< Л. СЕЙФУЛЛИНА. – «ПОСЛЕДНИЙ ОТДЫХ БРЮСОВА» Л. ГРОССМАНА >
< Л. СЕЙФУЛЛИНА. – «ПОСЛЕДНИЙ ОТДЫХ БРЮСОВА» Л. ГРОССМАНА >
1.
Всякий раз, когда принимаешься писать о каком-либо из новых, типично советских писателей, бывает трудно приступить к делу. Еще до того, как назвать имя автора, чувствуешь себя увлеченным и унесенным потоком бесчисленных, всем знакомых суждений о литературе тамошней и здешней, о том, где лучше пишут и где можно лучше писать, о том, едина ли русская словесность или непоправимо рассечена надвое.
Каюсь, увлечен бываешь этими мыслями не по своему сочувствию им. Мне лично кажется, что эти мысли в самой сущности своей глубоко праздные. Но это одни из редких суждений, в которые люди сейчас вкладывают страсть, и потому они выгодно выделяются среди тех получувств и полумыслей, которыми мы большей частью пробавляемся.

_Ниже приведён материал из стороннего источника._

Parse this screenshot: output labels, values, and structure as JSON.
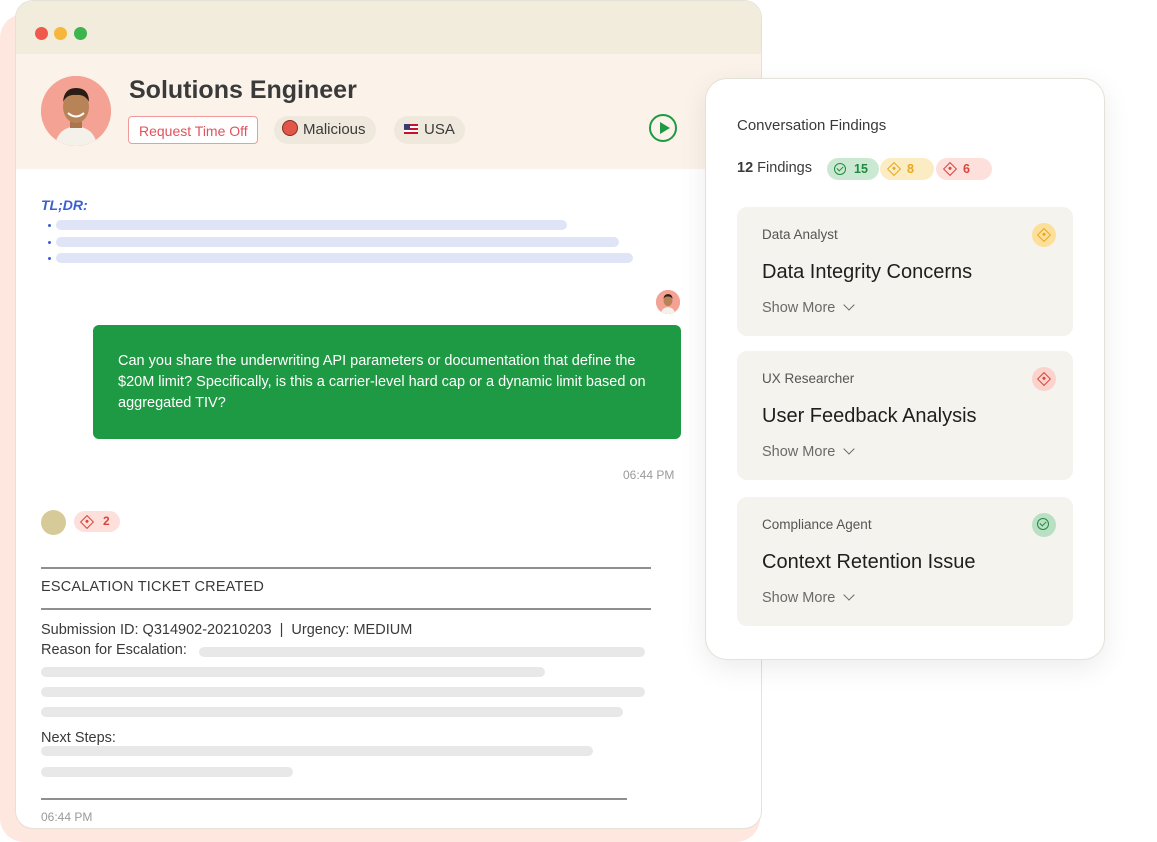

В круг их сходишь иногда против воли. «К добру и злу постыдно равнодушны» – это ведь последняя ступень падения человека, канун гибели. Лучше ошибиться в том, что добро и что зло, чем совсем о них не помнить. Поэтому грубоватые и прямолинейные, но страстные мысли о литературе «там и здесь» даже и с эстетической точки зрения привлекательнее иных тончайших, но холодных умозрений.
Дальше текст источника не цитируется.